Hasard ou fatalité, il suffit de se trouver au mauvais endroit au mauvais moment pour que le destin bascule. Alors quand se produit une catastrophe, l'on ne peut songer qu'avec un certain trouble à l'enchaînement de circonstances qui a mené les acteurs, parfois tout à fait incidemment, sur le théâtre de leur drame. L'auteur nous ayant prévenu d'entrée de jeu que la mort est montée à bord de ce train, c'est donc tout à la fois suspendu au développement du récit et étreint par anticipation d'un sentiment d'impuissance désolée, que l'on fait connaissance avec une poignée d'inconnus ordinaires, des gens comme vous et moi emportés sur le fleuve banalement si peu tranquille de leur existence. Entre préoccupations diverses, notamment familiales et professionnelles, mille violences, petites et grandes, viennent perturber le cours de ces vies, empoisonnant ce qu'il conviendrait pourtant d'en apprécier chaque minute, tant le temps nous est compté et tant tout cela, au final, ne tient qu'à un fil.

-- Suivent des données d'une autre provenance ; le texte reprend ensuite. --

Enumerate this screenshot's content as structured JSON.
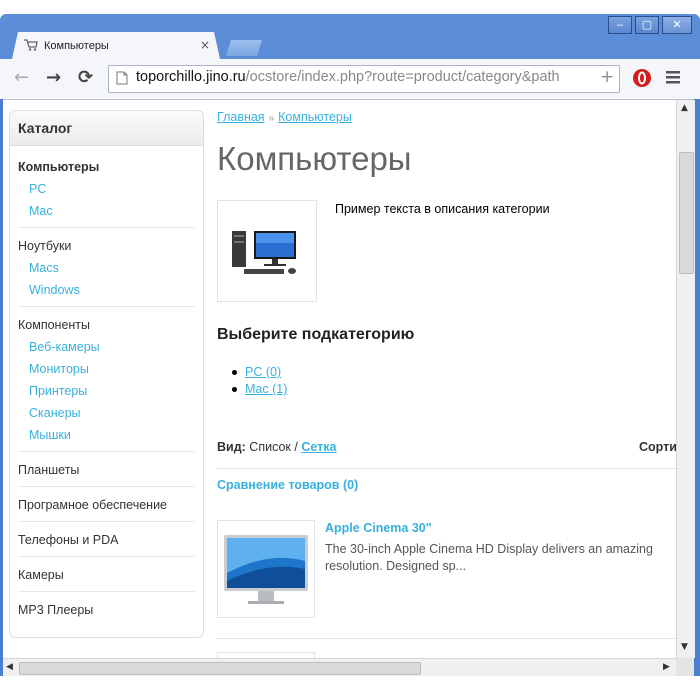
{
  "browser": {
    "tab_title": "Компьютеры",
    "tab_close": "×",
    "url_host": "toporchillo.jino.ru",
    "url_path": "/ocstore/index.php?route=product/category&path",
    "back_glyph": "←",
    "forward_glyph": "→",
    "reload_glyph": "⟳",
    "add_glyph": "+",
    "window_buttons": [
      "‒",
      "▢",
      "✕"
    ]
  },
  "sidebar": {
    "title": "Каталог",
    "groups": [
      {
        "label": "Компьютеры",
        "active": true,
        "children": [
          "PC",
          "Mac"
        ]
      },
      {
        "label": "Ноутбуки",
        "children": [
          "Macs",
          "Windows"
        ]
      },
      {
        "label": "Компоненты",
        "children": [
          "Веб-камеры",
          "Мониторы",
          "Принтеры",
          "Сканеры",
          "Мышки"
        ]
      },
      {
        "label": "Планшеты",
        "children": []
      },
      {
        "label": "Програмное обеспечение",
        "children": []
      },
      {
        "label": "Телефоны и PDA",
        "children": []
      },
      {
        "label": "Камеры",
        "children": []
      },
      {
        "label": "MP3 Плееры",
        "children": []
      }
    ]
  },
  "main": {
    "breadcrumb": [
      "Главная",
      "Компьютеры"
    ],
    "breadcrumb_sep": "»",
    "title": "Компьютеры",
    "description": "Пример текста в описания категории",
    "subcategory_heading": "Выберите подкатегорию",
    "subcategories": [
      "PC (0)",
      "Mac (1)"
    ],
    "view_label": "Вид:",
    "view_list": "Список",
    "view_sep": "/",
    "view_grid": "Сетка",
    "sort_label": "Сорти",
    "compare_link": "Сравнение товаров (0)",
    "product": {
      "name": "Apple Cinema 30\"",
      "desc_line1": "The 30-inch Apple Cinema HD Display delivers an amazing",
      "desc_line2": "resolution. Designed sp..."
    }
  },
  "colors": {
    "link": "#38b0de",
    "frame": "#4a7fcf",
    "title": "#666666"
  }
}
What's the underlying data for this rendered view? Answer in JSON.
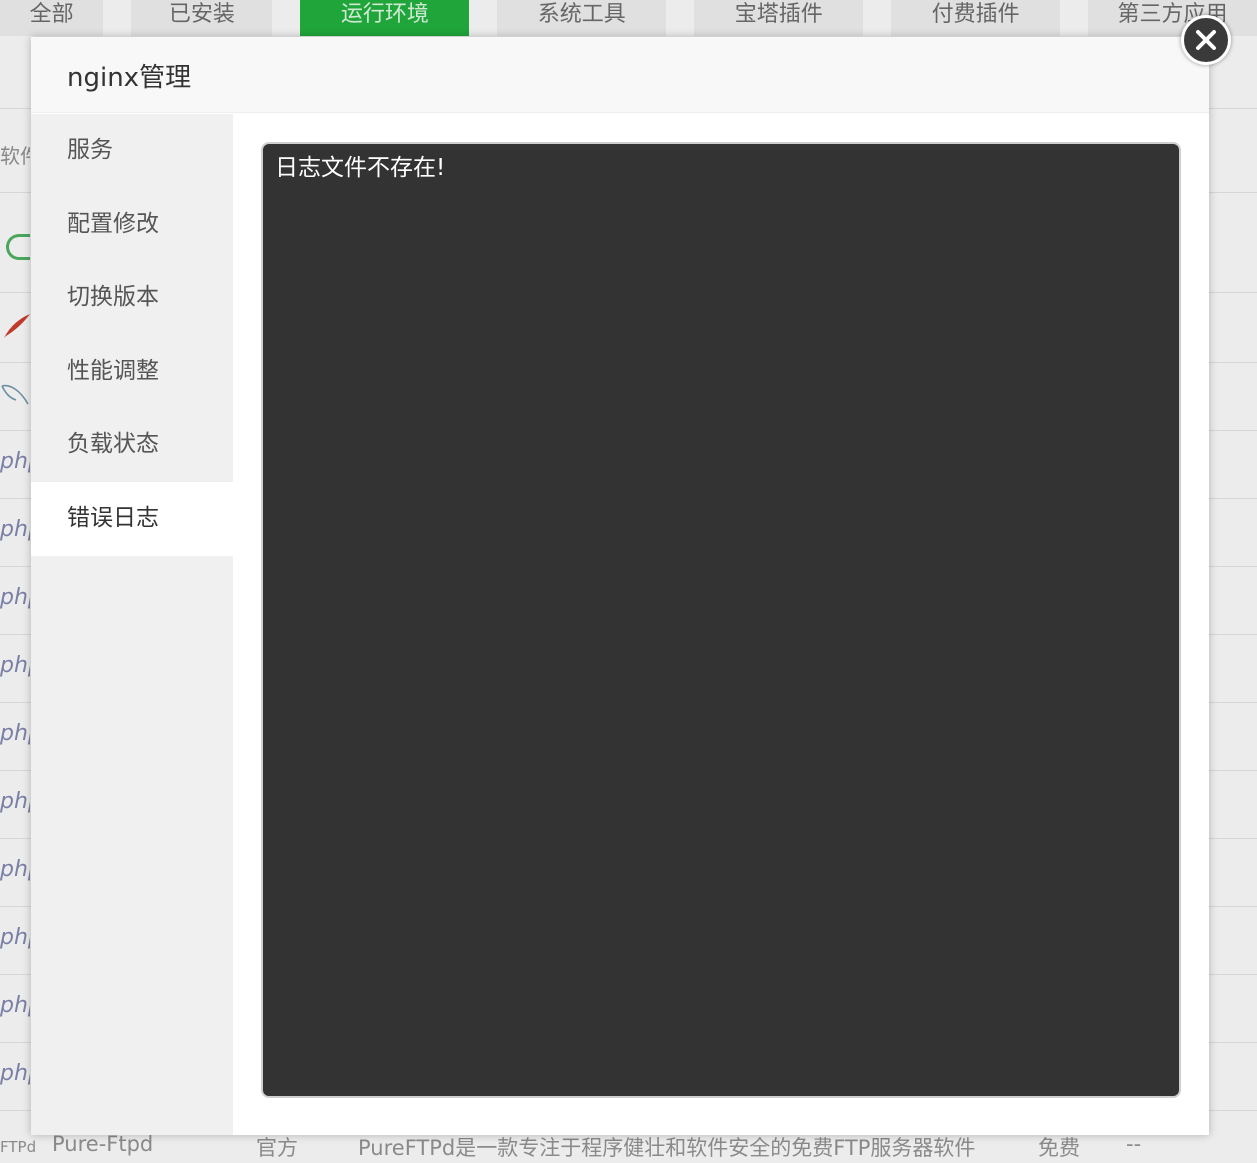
{
  "background": {
    "tabs": [
      {
        "label": "全部",
        "active": false
      },
      {
        "label": "已安装",
        "active": false
      },
      {
        "label": "运行环境",
        "active": true
      },
      {
        "label": "系统工具",
        "active": false
      },
      {
        "label": "宝塔插件",
        "active": false
      },
      {
        "label": "付费插件",
        "active": false
      },
      {
        "label": "第三方应用",
        "active": false
      }
    ],
    "left_column_header": "软件",
    "left_row_labels": [
      "php",
      "php",
      "php",
      "php",
      "php",
      "php",
      "php",
      "php",
      "php",
      "php"
    ],
    "footer_row": {
      "icon_text": "FTPd",
      "name": "Pure-Ftpd",
      "developer": "官方",
      "description": "PureFTPd是一款专注于程序健壮和软件安全的免费FTP服务器软件",
      "price": "免费",
      "expiry": "--"
    },
    "accent_color": "#20a53a"
  },
  "modal": {
    "title": "nginx管理",
    "close_icon": "close-icon",
    "sidebar_items": [
      {
        "label": "服务",
        "active": false
      },
      {
        "label": "配置修改",
        "active": false
      },
      {
        "label": "切换版本",
        "active": false
      },
      {
        "label": "性能调整",
        "active": false
      },
      {
        "label": "负载状态",
        "active": false
      },
      {
        "label": "错误日志",
        "active": true
      }
    ],
    "log_text": "日志文件不存在!"
  }
}
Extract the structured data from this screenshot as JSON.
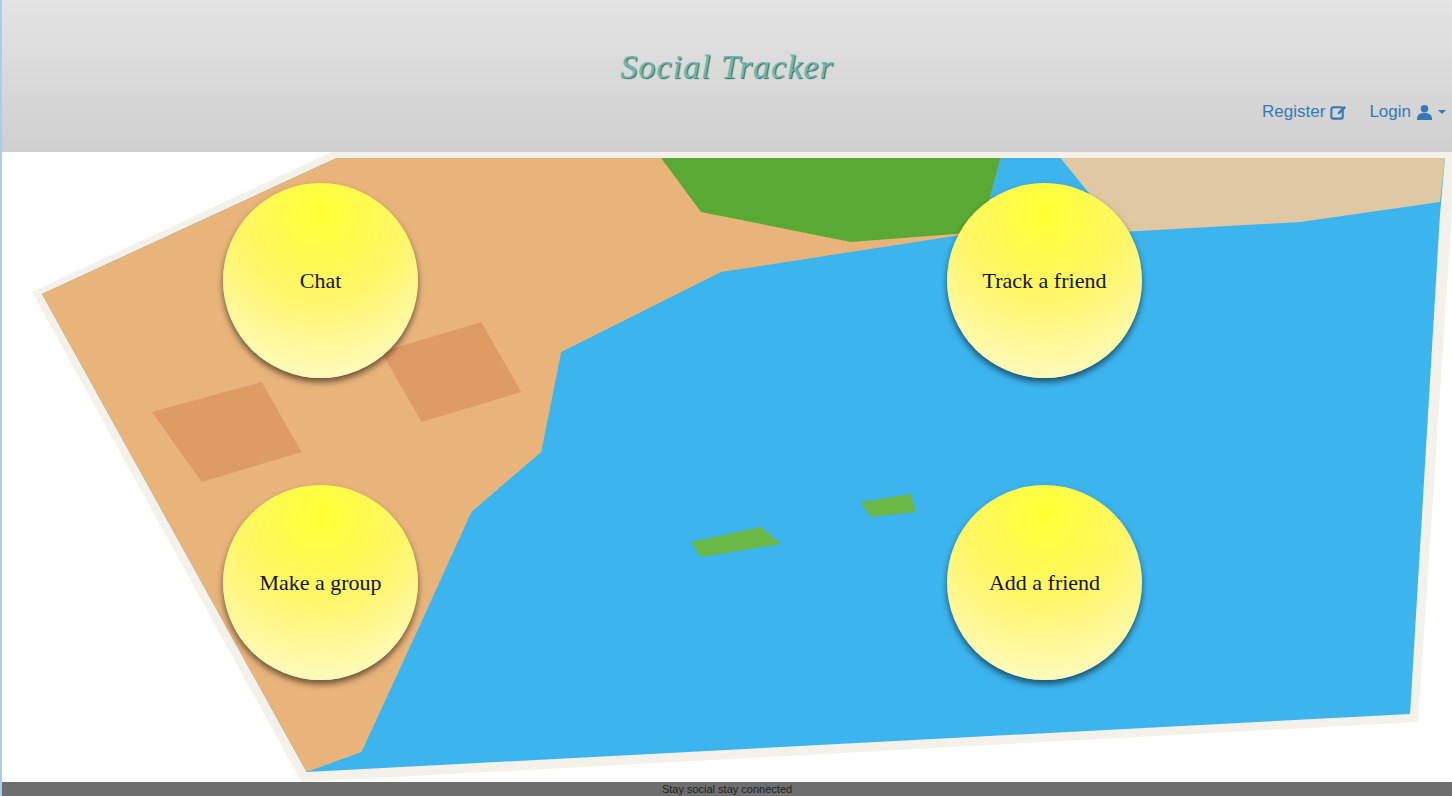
{
  "header": {
    "title": "Social Tracker",
    "nav": [
      {
        "label": "Register",
        "kind": "register"
      },
      {
        "label": "Login",
        "kind": "login"
      }
    ]
  },
  "actions": [
    "Chat",
    "Track a friend",
    "Make a group",
    "Add a friend"
  ],
  "footer": {
    "text": "Stay social stay connected"
  }
}
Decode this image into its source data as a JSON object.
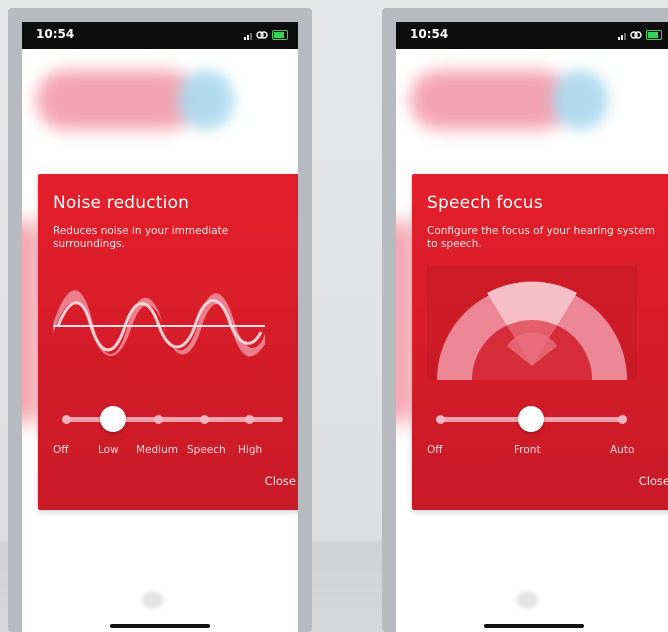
{
  "colors": {
    "card_red": "#e41f2b",
    "slider_track": "#f4a3ad",
    "status_bar": "#0d0d0d",
    "battery_green": "#36d25c"
  },
  "left_phone": {
    "status_time": "10:54",
    "status_icons": [
      "signal-icon",
      "link-icon",
      "battery-charging-icon"
    ],
    "card": {
      "title": "Noise reduction",
      "description": "Reduces noise in your immediate surroundings.",
      "visual": "noise-wave-icon",
      "slider": {
        "options": [
          "Off",
          "Low",
          "Medium",
          "Speech",
          "High"
        ],
        "selected": "Low"
      },
      "close_label": "Close"
    }
  },
  "right_phone": {
    "status_time": "10:54",
    "status_icons": [
      "signal-icon",
      "link-icon",
      "battery-charging-icon"
    ],
    "card": {
      "title": "Speech focus",
      "description": "Configure the focus of your hearing system to speech.",
      "visual": "speech-focus-fan-icon",
      "slider": {
        "options": [
          "Off",
          "Front",
          "Auto"
        ],
        "selected": "Front"
      },
      "close_label": "Close"
    }
  }
}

Parmi ces destins bientôt brisés, il en est un qui va encore plus que les autres provoquer notre émotion, en tout cas qui semble à ce point tourmenter Philippe Besson qu'il resurgit ça et là dans son oeuvre, comme dans son récit autobiographique Arrête avec tes mensonges. Au-delà de la catastrophe et des réflexions désabusées qu'elle suscite en passant chez l'auteur, sur l'indécence d'une époque où tout est spectacle et où rumeurs et accusations se propagent plus vite que la lumière, le vrai coeur du drame est ce qui révolte le plus l'écrivain : la peur du rejet et le refus de soi-même qui empêchent encore tant d'homosexuels à assumer leur identité, et qui les enferment dans une existence intolérablement douloureuse. Face à l'implacable brièveté et aux inéluctables cruautés de la vie, quel plus grand gâchis que de s'empêcher de la vivre en la sacrifiant aux apparences et aux conventions, de la subir en se contraignant à en rester à jamais à la marge ?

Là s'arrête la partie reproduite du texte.